One mole of a monatomic ideal gas begins in a state with P = 1.00 atm and T = 303 K. It is expanded reversibly and adiabatically until the volume has increased by a factor of 2.42; then it is expanded irreversibly and isothermally into a vacuum until the volume has been increased by a factor of 2.42 again; then it is heated reversibly at constant volume to 453 K. Finally, it is compressed reversibly and isothermally until a final state with P = 1.00 atm and T = 453 K is reached. Calculate ΔSsys for this process. (Hint: There are two ways to solve this problem — an easy way and a hard way.)
1.) Reversible adiabatic expansion: ΔS1 = 0.000 J K-1
2.) Irreversible isothermal expansion: ΔS2 = 7.35 J K-1
3.) Reversible heating at constant V: ΔS3 = ?
4.) Reversible isothermal compression: ΔS4 = ?
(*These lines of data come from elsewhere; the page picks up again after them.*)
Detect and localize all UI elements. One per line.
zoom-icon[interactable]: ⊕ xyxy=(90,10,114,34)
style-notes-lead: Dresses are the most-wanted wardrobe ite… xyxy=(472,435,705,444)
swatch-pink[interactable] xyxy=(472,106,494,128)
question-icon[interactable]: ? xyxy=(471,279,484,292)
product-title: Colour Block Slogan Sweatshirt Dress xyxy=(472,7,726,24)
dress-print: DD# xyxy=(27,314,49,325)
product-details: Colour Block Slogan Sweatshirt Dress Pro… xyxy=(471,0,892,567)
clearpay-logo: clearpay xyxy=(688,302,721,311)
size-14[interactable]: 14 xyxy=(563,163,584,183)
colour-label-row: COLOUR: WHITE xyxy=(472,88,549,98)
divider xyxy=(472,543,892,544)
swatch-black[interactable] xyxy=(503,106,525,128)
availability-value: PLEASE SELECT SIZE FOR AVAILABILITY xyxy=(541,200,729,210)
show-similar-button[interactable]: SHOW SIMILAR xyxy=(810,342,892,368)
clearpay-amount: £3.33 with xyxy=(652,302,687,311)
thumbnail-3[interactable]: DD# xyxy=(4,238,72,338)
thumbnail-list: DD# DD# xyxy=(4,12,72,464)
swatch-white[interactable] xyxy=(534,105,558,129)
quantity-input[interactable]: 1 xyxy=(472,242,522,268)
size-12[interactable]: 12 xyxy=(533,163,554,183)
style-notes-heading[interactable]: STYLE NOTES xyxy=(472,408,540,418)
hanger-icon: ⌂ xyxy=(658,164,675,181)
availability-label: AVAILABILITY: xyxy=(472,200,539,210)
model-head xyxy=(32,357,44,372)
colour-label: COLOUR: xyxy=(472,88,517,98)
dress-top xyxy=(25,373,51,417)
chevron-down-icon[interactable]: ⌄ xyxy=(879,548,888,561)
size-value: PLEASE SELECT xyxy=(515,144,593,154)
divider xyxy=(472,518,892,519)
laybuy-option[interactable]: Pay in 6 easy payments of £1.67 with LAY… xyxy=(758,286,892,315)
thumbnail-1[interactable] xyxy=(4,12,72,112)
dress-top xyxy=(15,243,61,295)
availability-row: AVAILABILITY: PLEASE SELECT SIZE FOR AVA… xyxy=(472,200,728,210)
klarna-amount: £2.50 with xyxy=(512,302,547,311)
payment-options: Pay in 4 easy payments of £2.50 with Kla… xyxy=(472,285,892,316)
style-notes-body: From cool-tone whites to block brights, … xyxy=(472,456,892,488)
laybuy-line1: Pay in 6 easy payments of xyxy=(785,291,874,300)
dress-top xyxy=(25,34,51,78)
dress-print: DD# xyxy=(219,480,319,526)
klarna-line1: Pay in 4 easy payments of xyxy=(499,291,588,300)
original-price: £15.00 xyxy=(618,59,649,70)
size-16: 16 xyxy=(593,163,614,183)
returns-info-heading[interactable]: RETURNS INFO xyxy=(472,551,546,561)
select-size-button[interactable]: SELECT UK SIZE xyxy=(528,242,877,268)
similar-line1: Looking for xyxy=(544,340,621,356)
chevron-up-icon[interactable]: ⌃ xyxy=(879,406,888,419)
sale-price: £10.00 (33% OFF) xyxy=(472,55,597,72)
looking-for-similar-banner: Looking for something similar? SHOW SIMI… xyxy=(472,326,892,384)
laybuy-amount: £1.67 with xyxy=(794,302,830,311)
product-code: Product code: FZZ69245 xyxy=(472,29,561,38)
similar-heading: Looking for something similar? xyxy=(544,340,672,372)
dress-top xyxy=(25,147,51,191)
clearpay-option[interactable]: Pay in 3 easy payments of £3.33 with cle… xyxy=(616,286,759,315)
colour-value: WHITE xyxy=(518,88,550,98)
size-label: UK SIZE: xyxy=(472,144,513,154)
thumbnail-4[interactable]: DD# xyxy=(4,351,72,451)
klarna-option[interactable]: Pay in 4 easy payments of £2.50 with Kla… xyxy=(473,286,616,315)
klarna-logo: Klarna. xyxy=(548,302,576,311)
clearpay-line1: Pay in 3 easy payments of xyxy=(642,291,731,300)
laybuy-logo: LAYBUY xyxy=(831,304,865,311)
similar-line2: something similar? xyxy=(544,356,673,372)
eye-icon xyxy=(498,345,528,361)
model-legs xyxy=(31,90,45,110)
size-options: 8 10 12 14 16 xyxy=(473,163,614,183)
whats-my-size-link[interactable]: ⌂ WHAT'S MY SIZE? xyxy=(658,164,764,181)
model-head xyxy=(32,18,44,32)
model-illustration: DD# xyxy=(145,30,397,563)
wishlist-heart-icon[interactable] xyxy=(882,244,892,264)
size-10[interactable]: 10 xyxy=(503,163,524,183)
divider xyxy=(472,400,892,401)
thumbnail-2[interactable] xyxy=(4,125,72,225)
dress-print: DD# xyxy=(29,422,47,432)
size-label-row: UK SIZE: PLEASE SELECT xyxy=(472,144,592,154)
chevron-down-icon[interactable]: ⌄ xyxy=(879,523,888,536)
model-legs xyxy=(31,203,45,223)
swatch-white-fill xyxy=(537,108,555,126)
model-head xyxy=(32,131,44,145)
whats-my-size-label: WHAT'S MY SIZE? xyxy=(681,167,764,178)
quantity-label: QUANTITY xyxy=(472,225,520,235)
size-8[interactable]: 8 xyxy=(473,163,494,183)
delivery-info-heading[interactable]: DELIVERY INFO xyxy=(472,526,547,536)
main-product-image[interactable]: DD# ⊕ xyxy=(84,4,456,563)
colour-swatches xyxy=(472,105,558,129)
Overall process: ΔS = 8.36 J K-1
I need help with steps three and four...The first part is 0 because it's adiabatic, the second part i used nR(ln(V2/V1), and the total i used the monatomic constant 5/2(8.315)(ln(T2/T1)) because there's 0 net pressure change...I'm not sure what to do for parts 3 and 4, i keep getting them wrong. Thanks!